Since then the big three indexes appreciated by about 20% each into early December (6-28, p. 1), although there was a temporary retreat in August related to news of a sluggish domestic economy.
Three stock indexes for transportation companies — the Dow Jones Transportation Average and the S&P and Dow trucking indexes — all had patterns similar to the broad-based, major stock indexes.
The second-half rise was a siren’s song that pulled several trucking companies toward public markets.
New Century Transportation, Westampton, N.J., and Panther Expedited Services, Seville, Ohio, filed S-1 registrations with the Securities and Exchange Commission in August, saying they would like to go public. Panther is an expedited carrier and New Century describes itself as a less-than-truckload/expedited hybrid.
Swift Transportation Co., Phoenix, the nation’s second-largest truckload carrier and No. 10 overall on the Transport Topics Top 100 list of for-hire carriers in the United States and Canada, also moved to return to the public sector.
Having left the Nasdaq exchange in 2007 to go private, Swift said it would stage a billion-dollar initial public offering before the end of this year to get its shares listed on the New York Stock Exchange. That would make it the second-largest IPO in trucking, behind only the UPS Inc. deal in 1999.
Even before the second-half stock surge, Roadrunner Transportation Systems, Cudahy, Wis., went public May 12, listing on the NYSE. The LTL carrier became the first trucking IPO since 2003, when Overnite Transportation, Quality Distribution and Central Freight offered shares.
There were also some transportation departures from the exchanges. After a brief bidding contest, same-day parcel courier Dynamex Inc. agreed earlier this month to be acquired by Greenbriar Equity Group.
In a similar fashion, logistics provider Livingston International was purchased by the Canada Pension Plan Investment Board and Sterling Partners in January.
The year’s most noteworthy transportation deal took place in February when Warren Buffett’s Berkshire Hathaway investment company spent $35.77 billion in cash and stock to acquire Class I freight railroad Burlington Northern Santa Fe Corp.
In the world of private fleets, soft drink makers the Coca-Cola Co. and PepsiCo Inc. bought back what they once spun off, domestic bottling and distribution operations.
In February PepsiCo acquired Pepsi Americas and Pepsi-Cola Bottling Co.

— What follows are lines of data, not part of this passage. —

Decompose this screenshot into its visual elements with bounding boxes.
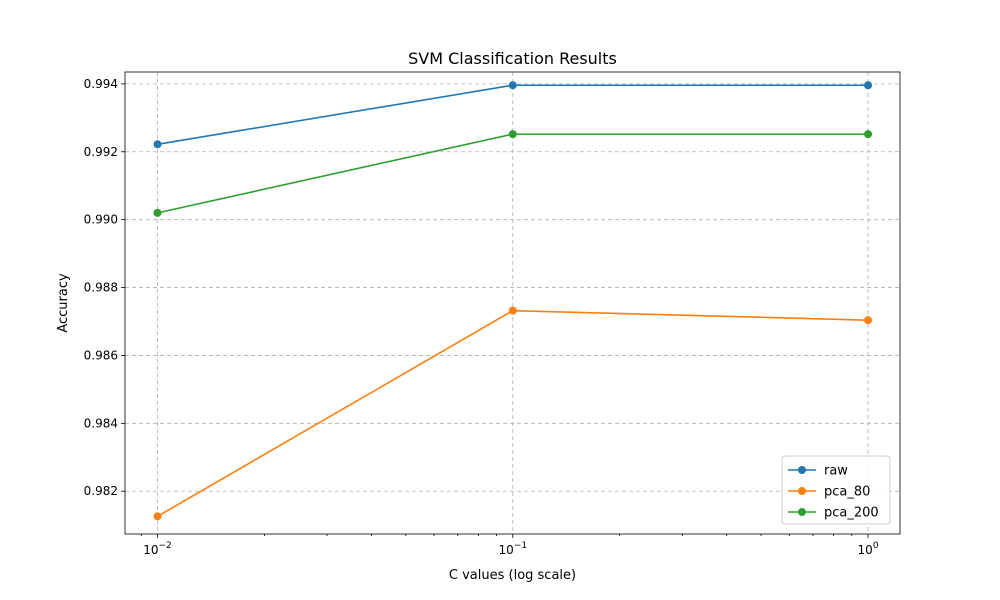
series-group xyxy=(153,81,873,521)
x-axis-label: C values (log scale) xyxy=(449,568,576,583)
data-point xyxy=(153,208,162,217)
x-tick-label-exponent: 0 xyxy=(873,541,879,551)
data-point xyxy=(864,81,873,90)
y-tick-label: 0.994 xyxy=(84,77,118,91)
grid xyxy=(125,72,900,534)
x-tick-label: 100 xyxy=(858,541,879,557)
x-tick-label: 10−2 xyxy=(143,541,172,557)
legend: raw pca_80 pca_200 xyxy=(781,455,891,525)
x-tick-label-base: 10 xyxy=(143,543,158,557)
legend-marker xyxy=(798,508,806,516)
plot-frame xyxy=(124,71,901,535)
chart-title: SVM Classification Results xyxy=(408,49,617,68)
data-point xyxy=(864,316,873,325)
axis-ticks: 10−2 10−1 1000.9820.9840.9860.9880.9900.99… xyxy=(84,77,879,557)
y-tick-label: 0.982 xyxy=(84,484,118,498)
legend-label: pca_80 xyxy=(824,485,870,500)
x-tick-label-base: 10 xyxy=(499,543,514,557)
legend-marker xyxy=(798,466,806,474)
legend-marker xyxy=(798,487,806,495)
y-axis-label: Accuracy xyxy=(56,273,71,333)
legend-item-raw: raw xyxy=(788,464,848,479)
legend-frame xyxy=(781,455,891,525)
x-tick-label-exponent: −1 xyxy=(514,541,527,551)
x-tick-label: 10−1 xyxy=(499,541,528,557)
series-pca_200 xyxy=(153,130,873,217)
y-tick-label: 0.984 xyxy=(84,416,118,430)
x-tick-label-base: 10 xyxy=(858,543,873,557)
y-tick-label: 0.988 xyxy=(84,281,118,295)
legend-item-pca_80: pca_80 xyxy=(788,485,870,500)
legend-label: pca_200 xyxy=(824,506,879,521)
data-point xyxy=(153,512,162,521)
legend-item-pca_200: pca_200 xyxy=(788,506,879,521)
legend-label: raw xyxy=(824,464,848,479)
x-tick-label-exponent: −2 xyxy=(159,541,172,551)
data-point xyxy=(864,130,873,139)
y-tick-label: 0.986 xyxy=(84,348,118,362)
data-point xyxy=(508,306,517,315)
series-raw xyxy=(153,81,873,149)
data-point xyxy=(508,81,517,90)
data-point xyxy=(508,130,517,139)
data-point xyxy=(153,140,162,149)
y-tick-label: 0.992 xyxy=(84,145,118,159)
series-pca_80 xyxy=(153,306,873,521)
y-tick-label: 0.990 xyxy=(84,213,118,227)
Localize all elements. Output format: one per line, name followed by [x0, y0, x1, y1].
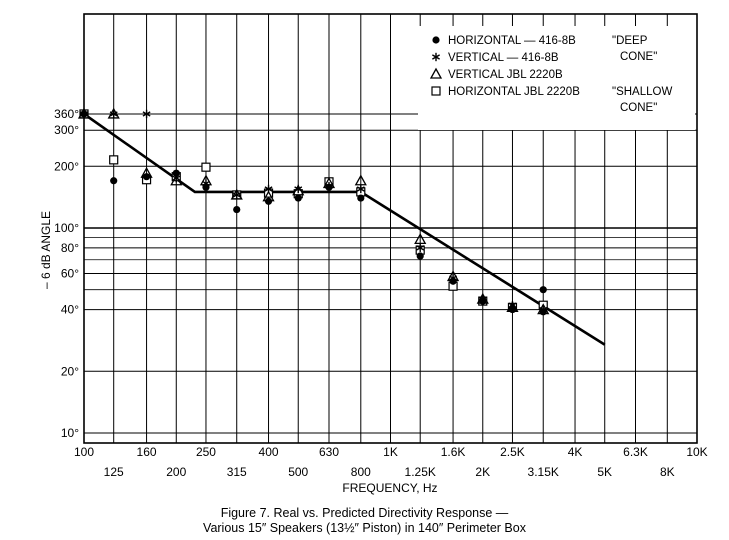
legend-background	[418, 26, 695, 130]
legend: HORIZONTAL — 416-8B VERTICAL — 416-8B VERT…	[418, 26, 695, 130]
data-point-star	[416, 243, 425, 253]
data-point-filled-circle	[233, 205, 241, 214]
legend-label: HORIZONTAL — 416-8B	[448, 35, 576, 47]
annotation-line: "DEEP	[612, 35, 648, 47]
data-point-star	[264, 184, 273, 194]
y-tick-label: 40°	[61, 303, 79, 317]
y-tick-label: 80°	[61, 241, 79, 255]
y-tick-label: 360°	[54, 107, 79, 121]
data-point-filled-circle	[449, 277, 457, 285]
x-tick-label: 1K	[383, 445, 398, 459]
x-tick-label: 1.6K	[441, 445, 466, 459]
star-stroke	[432, 54, 440, 60]
x-tick-label: 250	[196, 445, 216, 459]
figure-caption: Figure 7. Real vs. Predicted Directivity…	[0, 506, 729, 536]
data-point-filled-circle	[508, 305, 517, 314]
star-stroke	[172, 175, 181, 181]
y-tick-label: 10°	[61, 426, 79, 440]
x-tick-label: 10K	[686, 445, 707, 459]
data-point-filled-circle	[479, 297, 487, 305]
data-points	[77, 107, 550, 316]
x-tick-label: 5K	[597, 465, 612, 479]
data-point-filled-circle	[325, 183, 333, 191]
data-point-filled-circle	[264, 197, 273, 205]
star-stroke	[294, 186, 303, 192]
legend-label: VERTICAL — 416-8B	[448, 52, 559, 64]
star-stroke	[109, 111, 118, 117]
legend-label: HORIZONTAL JBL 2220B	[448, 86, 580, 98]
legend-marker-open-triangle	[429, 67, 443, 79]
star-stroke	[142, 111, 151, 117]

In October Coke completed its acquisition of most of Coca-Cola Enterprises. PepsiCo and Coke rank Nos. 1 and 2, respectively, atop the Transport Topics Private 100 list.
A tightening freight market this year led to rising revenue per load for truckload carriers and higher revenue per hundredweight for their LTL counterparts. The truckload improvement was news during the spring with reports of improvement in spot-market volumes and pricing.
ATA’s truck tonnage index grew, year-over-year, for 11 consecutive months through October.
LTL recovery waited until the second half and was not really clear until third-quarter earnings statements were published.
American Trucking Associations Chief Economist Bob Costello said the truckload sector typically leads the industry into and out of recessions. In addition, the truckload sector lost more capacity through bankruptcy than did less-than-truckload.
Oklahoma-based Arrow Trucking Co. declared bankruptcy and closed in January amid intrafamily acrimony, leaving drivers or their equipment stranded. Financial weakness for other carriers led to their acquisition by survivors.
As for stock splits, LTL carrier Old Dominion Freight Line split its shares 3:2 in August and YRC Worldwide, also LTL, did a 1:25 reverse split in October. Patriot Transportation Holding an-nounced at the start of this month that it planned to split its shares 3:1 in January.
The YRC contraction was in response to a Nasdaq ruling that the carrier’s share price had fallen below the $1 threshold necessary to maintain its listing.